Figure 18 - CICS CPU Per Transaction Patterns (©IntelliMagic Vision)
In a large, complex, environment, things do change from day to day, for any number of valid reasons. You can’t afford to spend all your time investigating every variance to determine if it is a situation that warrants intervention. Conversely, without the safety net of a soft cap or group capacity limit to protect you from runaway activity (and runaway bills), there is definitely more need for proactive monitoring of MSU consumption. Using a methodology such as this to identify out-of-line situations or trends can help you keep control over your bills, without having to invest inordinate amounts of your time.
References
You can find more information about Tailored Fit Pricing Enterprise Consumption and associated reporting in the following documents and presentations:
- IntelliMagic zAcademy webinar Does IBM's Recent Tailoring of Tailored Fit Pricing Make It a Better Fit for You, by Cheryl Watson.
- IntelliMagic webinar Your Datacenter Under TFP: The New Rules of Measurement by Cheryl Watson and John Baker.
- ‘Optimizing Your HSM CPU Consumption’ in Tuning Letter 2018 No. 4.
- IBM’s Tailored Fit Pricing (TFP), in Tuning Letter 2019 No. 4.
- IBM’s TFP - Update, in Tuning Letter 2020 No. 1.
- IBM Container Pricing, in Tuning Letter 2018 No. 1,
- IBM Container Pricing, in Tuning Letter 2018 No. 3.
- SHARE 2020 webcast Tailored Fit Pricing: How to Manage Workload in a World Without Capping, by Andrew Mead, Roger Rogers, and Rebecca Levesque. Note that this is essentially a marketing presentation for TFP and supporting products, so it might paint a slightly more rosy picture of TFP than we would. Nevertheless, it does provide some interesting and helpful information.
Summary
The introduction of the Tailored Fit Pricing Enterprise Consumption software licensing model, in which all CPU consumed by all workloads at all times is chargeable, has far-reaching implications for managing CPU consumption in z/OS environments. Sites that have excellent visibility into CPU consumption across the z/OS infrastructure (including subsystems that are significant CPU consumers) will be well-positioned to effectively manage and optimize their environments to minimize software license expense.
The next article in this series will continue this Tailored Fit Pricing Enterprise Consumption theme and explore a wide variety of topics that may enable you to reduce CPU consumption, avoiding MSU overages or creating headroom for expanded business.
[Editor’s Note: If you have not already received a TFP proposal from IBM, you should expect to receive one soon.

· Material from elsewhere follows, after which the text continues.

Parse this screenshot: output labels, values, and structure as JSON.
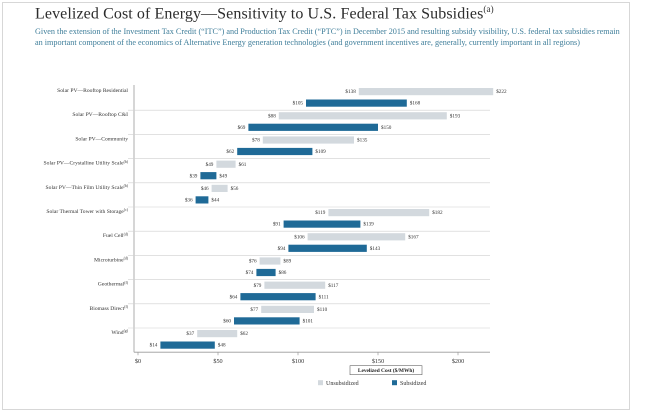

We have seen some proposals that really were an excellent fit for the client, and other’s that, in our opinion, were not appropriate for that particular customer. Nevertheless, we believe that most z/OS installations will be using TFP within the next few years. Therefore, it would be prudent for you to start thinking now about how you
would track and manage your CPU consumption and attendant software bills if your site were to move to TFP. We would like to thank Todd for this very timely, and characteristically insightful, article on this topic. And we are already looking forward to the second part of this article.]